İnsan hakları şampiyonu, akıl hocası AB de diğer ülkelerde, tarıma desteğin azaltılması önerileri yaparken kendi üreticilerini desteklemektedir. Ancak küçük çiftçiye de, sanayi tipi üretim tesisleri büyük üreticiye de destek sağlanmaktadır. Böylece küçük çiftçi ancak bir kaç bin Euro destek alırken, büyük toprak sahibi veya sanayici bir kaç milyon Euro almakta, kârın çoğu zaten bu şekilde kasasına girdiği için, çok miktardaki ürününü çok düşük fiyatla Afrika, Latin Amerika ülkelerine ihraç etmektedir.

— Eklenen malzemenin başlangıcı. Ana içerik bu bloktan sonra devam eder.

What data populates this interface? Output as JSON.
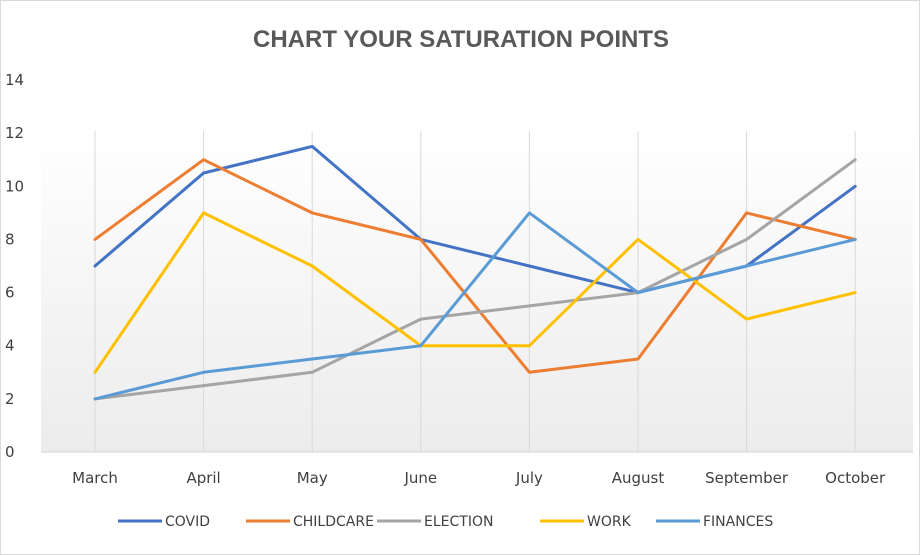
{
  "chart_data": {
    "type": "line",
    "title": "CHART YOUR SATURATION POINTS",
    "xlabel": "",
    "ylabel": "",
    "categories": [
      "March",
      "April",
      "May",
      "June",
      "July",
      "August",
      "September",
      "October"
    ],
    "ylim": [
      0,
      14
    ],
    "yticks": [
      0,
      2,
      4,
      6,
      8,
      10,
      12,
      14
    ],
    "grid": "vertical",
    "legend": "bottom",
    "series": [
      {
        "name": "COVID",
        "color": "#4472C4",
        "values": [
          7,
          10.5,
          11.5,
          8,
          7,
          6,
          7,
          10
        ]
      },
      {
        "name": "CHILDCARE",
        "color": "#ED7D31",
        "values": [
          8,
          11,
          9,
          8,
          3,
          3.5,
          9,
          8
        ]
      },
      {
        "name": "ELECTION",
        "color": "#A5A5A5",
        "values": [
          2,
          2.5,
          3,
          5,
          5.5,
          6,
          8,
          11
        ]
      },
      {
        "name": "WORK",
        "color": "#FFC000",
        "values": [
          3,
          9,
          7,
          4,
          4,
          8,
          5,
          6
        ]
      },
      {
        "name": "FINANCES",
        "color": "#5B9BD5",
        "values": [
          2,
          3,
          3.5,
          4,
          9,
          6,
          7,
          8
        ]
      }
    ]
  }
}
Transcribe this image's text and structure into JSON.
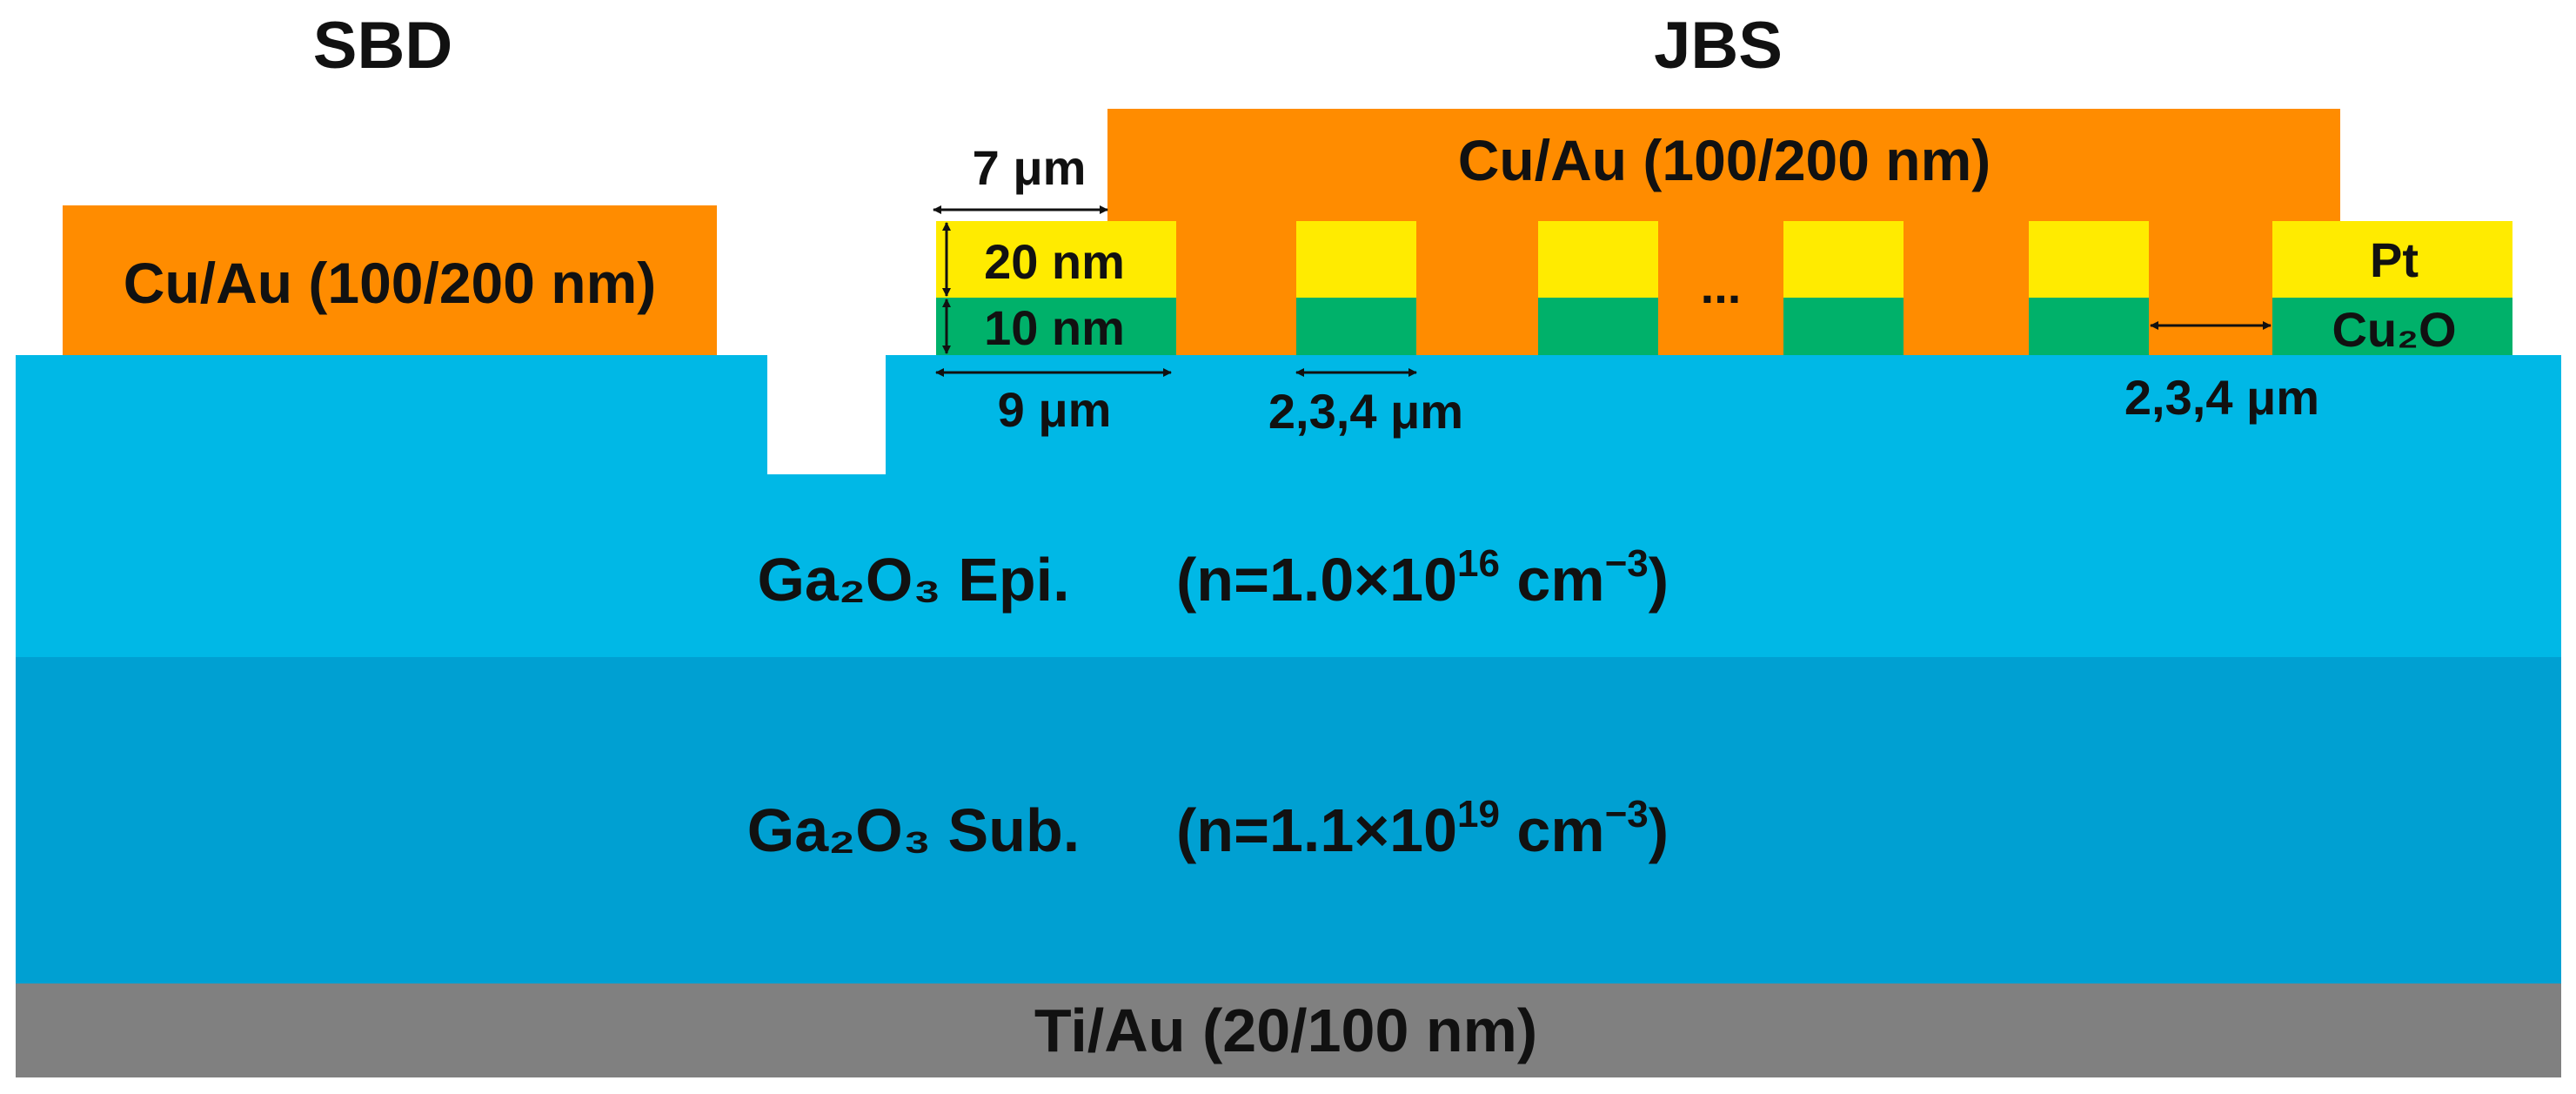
{
  "labels": {
    "sbd_title": "SBD",
    "jbs_title": "JBS",
    "sbd_contact": "Cu/Au (100/200 nm)",
    "jbs_contact": "Cu/Au (100/200 nm)",
    "pt_thickness": "20 nm",
    "cu2o_thickness": "10 nm",
    "overlap_dim": "7 μm",
    "first_pillar_width": "9 μm",
    "pillar_width": "2,3,4 μm",
    "spacing": "2,3,4 μm",
    "ellipsis": "...",
    "pt_label": "Pt",
    "cu2o_label": "Cu₂O",
    "epi_material": "Ga₂O₃ Epi.",
    "epi_n_prefix": "(n=1.0×10",
    "epi_n_exp": "16",
    "epi_n_unit": " cm",
    "epi_n_unit_exp": "−3",
    "epi_n_close": ")",
    "sub_material": "Ga₂O₃ Sub.",
    "sub_n_prefix": "(n=1.1×10",
    "sub_n_exp": "19",
    "sub_n_unit": " cm",
    "sub_n_unit_exp": "−3",
    "sub_n_close": ")",
    "backside_contact": "Ti/Au (20/100 nm)"
  },
  "colors": {
    "cu_au": "#FF8C00",
    "pt": "#FFEB00",
    "cu2o": "#00B16A",
    "epi": "#00B8E6",
    "substrate": "#00A0D2",
    "ti_au": "#808080"
  }
}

Kendi ürünün maliyetinden daha düşük ihraç fiyatı ile ülkesinin pazarına giren fiyatlarla rekabet edemeyen yerli üretici, çiftçi için ürününü satma, kazanma şansı ise yok olmaktadır.

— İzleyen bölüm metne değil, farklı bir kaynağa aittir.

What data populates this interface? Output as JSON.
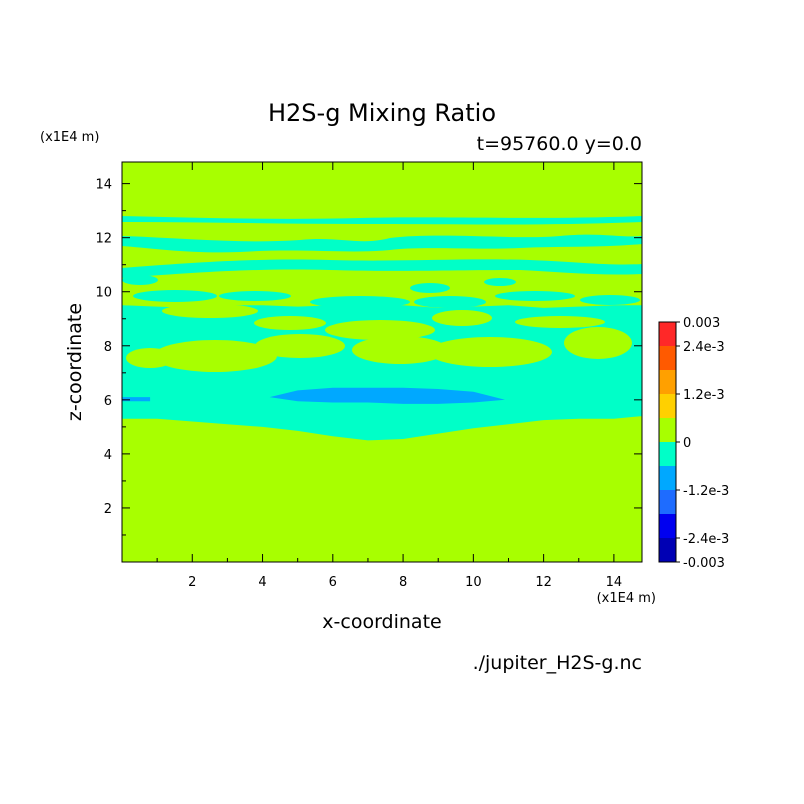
{
  "chart_data": {
    "type": "heatmap",
    "title": "H2S-g Mixing Ratio",
    "subtitle": "t=95760.0 y=0.0",
    "xlabel": "x-coordinate",
    "ylabel": "z-coordinate",
    "x_unit": "(x1E4 m)",
    "z_unit": "(x1E4 m)",
    "source_file": "./jupiter_H2S-g.nc",
    "xlim": [
      0,
      14.8
    ],
    "ylim": [
      0,
      14.8
    ],
    "x_ticks": [
      2,
      4,
      6,
      8,
      10,
      12,
      14
    ],
    "y_ticks": [
      2,
      4,
      6,
      8,
      10,
      12,
      14
    ],
    "colorbar": {
      "range": [
        -0.003,
        0.003
      ],
      "levels": [
        -0.003,
        -0.0024,
        -0.0018,
        -0.0012,
        -0.0006,
        0,
        0.0006,
        0.0012,
        0.0018,
        0.0024,
        0.003
      ],
      "colors": [
        "#0000b4",
        "#0000f0",
        "#1e6cff",
        "#00a8ff",
        "#00ffc8",
        "#a8ff00",
        "#ffd000",
        "#ffa000",
        "#ff5a00",
        "#ff2828"
      ],
      "tick_labels": [
        {
          "value": 0.003,
          "label": "0.003"
        },
        {
          "value": 0.0024,
          "label": "2.4e-3"
        },
        {
          "value": 0.0012,
          "label": "1.2e-3"
        },
        {
          "value": 0,
          "label": "0"
        },
        {
          "value": -0.0012,
          "label": "-1.2e-3"
        },
        {
          "value": -0.0024,
          "label": "-2.4e-3"
        },
        {
          "value": -0.003,
          "label": "-0.003"
        }
      ]
    },
    "background_color": "#a8ff00",
    "negative_region_color": "#00ffc8",
    "strong_negative_color": "#00a8ff",
    "regions": [
      {
        "name": "negative-layer-main",
        "color": "#00ffc8",
        "x": [
          0,
          1,
          2,
          3,
          4,
          5,
          6,
          7,
          8,
          9,
          10,
          11,
          12,
          13,
          14,
          14.8,
          14.8,
          14,
          13,
          12,
          11,
          10,
          9,
          8,
          7,
          6,
          5,
          4,
          3,
          2,
          1,
          0
        ],
        "z": [
          5.3,
          5.3,
          5.2,
          5.1,
          5.0,
          4.85,
          4.65,
          4.5,
          4.55,
          4.75,
          4.95,
          5.1,
          5.25,
          5.3,
          5.3,
          5.4,
          9.5,
          9.5,
          9.45,
          9.4,
          9.5,
          9.45,
          9.4,
          9.5,
          9.55,
          9.5,
          9.45,
          9.5,
          9.5,
          9.4,
          9.45,
          9.5
        ]
      },
      {
        "name": "strong-negative-band",
        "color": "#00a8ff",
        "x": [
          4.2,
          5,
          6,
          7,
          8,
          9,
          10,
          10.9,
          10,
          9,
          8,
          7,
          6,
          5
        ],
        "z": [
          6.1,
          6.35,
          6.45,
          6.45,
          6.45,
          6.4,
          6.3,
          6.0,
          5.9,
          5.85,
          5.85,
          5.9,
          5.9,
          5.95
        ]
      },
      {
        "name": "strong-negative-left",
        "color": "#00a8ff",
        "x": [
          0,
          0.8,
          0.8,
          0
        ],
        "z": [
          6.1,
          6.1,
          5.95,
          5.95
        ]
      }
    ]
  }
}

Yine Afrika kıyılarını –balık fiyatının beşte biri fiyatına- kiralayan AB, hem balığın yok olmasına, hem de Afrikalı balıkçıların aç kalmasına neden olmaktadır.
Güçlü ülkeler, çoğu yoksul ve kendilerine borçlu ülkelerin yönetimlerinin ihraç mallarına gümrük sınırları koymalarına, kendi üreticilerini teşvik etmelerine, gerekirse baskı ile engel olmaktadırlar. Olmazsa, o yönetimleri devirip yerine işbirlikçilerin gelmesini sağlamaktadırlar. Aç bıraktıkları insanlara pirinç gönderince de cümle âleme insanlık dersi vermiş, hem acıma duygusu olan yüce gönüllü insanlar, hem de zavallılara yardım eden üstün insanlar olmaktadırlar.)

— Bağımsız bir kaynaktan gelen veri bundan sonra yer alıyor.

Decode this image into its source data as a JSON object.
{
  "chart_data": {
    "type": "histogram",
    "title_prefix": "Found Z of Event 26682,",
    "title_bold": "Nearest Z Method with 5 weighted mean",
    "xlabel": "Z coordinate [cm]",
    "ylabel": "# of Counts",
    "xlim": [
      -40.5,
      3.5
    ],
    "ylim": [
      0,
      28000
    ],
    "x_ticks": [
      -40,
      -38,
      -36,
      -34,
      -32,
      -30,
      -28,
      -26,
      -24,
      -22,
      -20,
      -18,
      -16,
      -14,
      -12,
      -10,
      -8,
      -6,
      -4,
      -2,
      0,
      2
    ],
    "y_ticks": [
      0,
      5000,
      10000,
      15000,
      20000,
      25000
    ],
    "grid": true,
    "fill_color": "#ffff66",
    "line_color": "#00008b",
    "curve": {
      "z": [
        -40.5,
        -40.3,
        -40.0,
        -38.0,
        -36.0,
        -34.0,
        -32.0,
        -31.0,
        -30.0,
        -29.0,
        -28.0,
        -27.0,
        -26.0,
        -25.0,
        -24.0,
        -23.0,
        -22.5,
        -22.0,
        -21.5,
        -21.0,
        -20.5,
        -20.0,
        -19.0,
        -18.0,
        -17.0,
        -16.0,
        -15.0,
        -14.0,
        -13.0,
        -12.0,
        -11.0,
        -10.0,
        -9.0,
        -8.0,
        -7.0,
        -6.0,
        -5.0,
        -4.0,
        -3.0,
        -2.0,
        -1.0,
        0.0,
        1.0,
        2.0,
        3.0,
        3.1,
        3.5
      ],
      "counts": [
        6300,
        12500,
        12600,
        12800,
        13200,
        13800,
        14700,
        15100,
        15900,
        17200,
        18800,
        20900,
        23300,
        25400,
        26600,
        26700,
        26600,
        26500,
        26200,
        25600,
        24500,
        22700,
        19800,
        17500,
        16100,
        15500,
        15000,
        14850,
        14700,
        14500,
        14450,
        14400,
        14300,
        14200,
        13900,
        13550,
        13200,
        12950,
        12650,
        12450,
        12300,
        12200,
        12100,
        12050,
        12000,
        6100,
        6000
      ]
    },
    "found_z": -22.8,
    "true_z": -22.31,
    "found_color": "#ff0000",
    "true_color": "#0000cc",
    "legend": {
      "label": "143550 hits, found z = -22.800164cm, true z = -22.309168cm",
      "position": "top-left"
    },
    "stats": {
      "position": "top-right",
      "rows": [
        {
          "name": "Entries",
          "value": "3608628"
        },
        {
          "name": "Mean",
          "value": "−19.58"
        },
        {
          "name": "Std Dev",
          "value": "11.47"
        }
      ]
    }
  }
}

İşbirlikçi yönetimleri seçmeyen, olanın bitenin farkında olan ve karşı olanlar ise seslerini çıkarmadıkları, haklarını aramadıkları sürece bu düzenin değişmesi mümkün gözükmemektedir. Yapılması gereken, aynı araçları kullanarak karşı mücadeledir: Doğru yöneticilerin seçilmesi için çaba göstererek[2], sivil toplum örgütlerini destekleyerek, insanları bilgilendirerek ve yönlendirerek, belli firma ürünlerini veya alınan kararları protesto ederek vb. (Protesto etmek, kırıp dökmek ve kamu malına, insanlara zarar vermek değildir! Kamu malına zarar, kendi malına zarar vermektir.) Ayrıca, örneğin, şeker hastası olduğunu öğrenen kişinin perhize girmesi, bazı zevklerden ve alışkanlıklardan vakit geçirmeden vazgeçmesi gerektiği gibi, alternatifi olmayan gezegenimiz Dünya’ya verilen zararı durdurabilmek için insanların bazı alışkanlıklarını değiştirmeye, farklı bir yaşam ve tüketim tarzı oluşturmaya kararlı olmaları gereklidir. Bu ahlaki olmanın ötesinde yaşamsal bir zorunluluktur.
Başarılı uluslararası politika olarak kabul edilen cambazlıklar ve kendilerini başarılı politikacılar olarak görerek dolap çevirenler, zamanı gelince, yaptıkları ve isimleri insanlık tarihinin altın sayfalarına yazılacak olanlar değil, gelecekte lanetlenerek tarihin çöplüğüne atılacak olanlardır. Bu başarılamazsa zaten, balta girmemiş ormanlarda doğayla iç içe yaşayan birkaç kabileden başka insan ve dolayısıyla tarih yazacak kimse kalmayacaktır. Dünya insanlara savaş alanı olsun diye yaratılmamıştır!
[1] “Müslüman yönetici zalim de olsa ona uyunuz” bir başka din dışı saptırmadır. Bir insan hem zalim, hem de Müslüman olabilir mi? Zalime Müslüman diyeceksin, kendine yönetici yapacaksın, bu da İslam’a uygun olacak?
[2] Düzenden yana olanları büyük paralarla, sağlanan diğer olanaklarla destekleyen büyük firmalar, bu yönetimlerden çıkarı olan ülkeler vardır. Onların kendilerini tanıtması, medya yoluyla insanları etkilemesi, çok sayıda kişiye ulaşması çok kolaydır. Ama insanlar istedikten sonra kulaktan kulağa, yüz yüze görüşmeyle, internet vs. kitle iletişim araçlarını kullanarak da pek çok şey başarabilirler.